Superada a etapa de deliberação dos credores, o processo entra agora em uma nova fase, voltada à implementação das condições negociadas, ao cumprimento das obrigações previstas no plano e à continuidade das atividades produtivas.

Para João Paulo Marquezam, CEO do Grupo Nova Fronteira, a aprovação representa também uma sinalização ao mercado sobre a continuidade das operações.

“A aprovação passa uma mensagem importante para o mercado: o Grupo Nova Fronteira continua firme na atividade e superou o estado de crise. Depois de um processo longo e de negociações complexas, começa agora uma nova fase, que exige disciplina para cumprir o que foi negociado, manter a produção e reconstruir a relação de confiança com credores, fornecedores e parceiros comerciais”, afirma.

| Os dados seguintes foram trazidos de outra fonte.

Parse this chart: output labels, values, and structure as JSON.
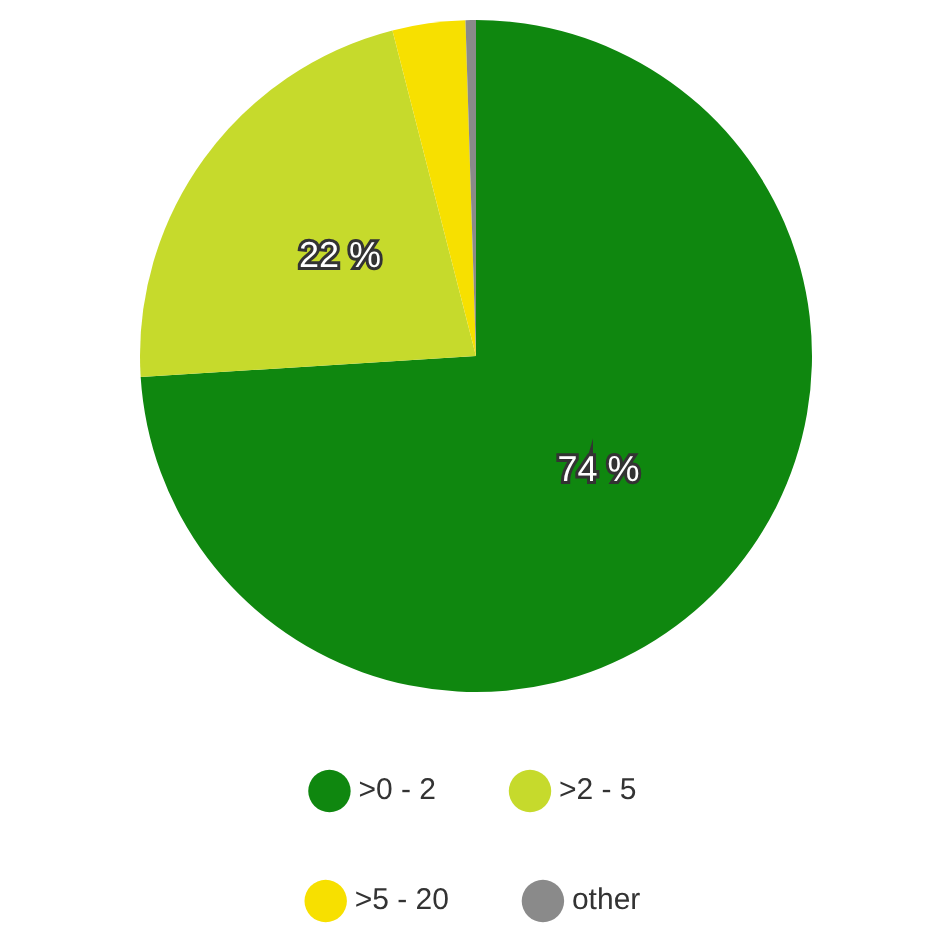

Atualmente, o grupo possui 25 mil hectares de área própria, dos quais 6 mil hectares são destinados ao cultivo de soja, além de estrutura com capacidade para 40 mil animais, entre pastagens e confinamento.

A manutenção dessa estrutura produtiva será um dos principais pilares da nova etapa da reestruturação, ao sustentar a geração de caixa necessária para a continuidade das operações e o cumprimento das obrigações estabelecidas no plano de recuperação judicial.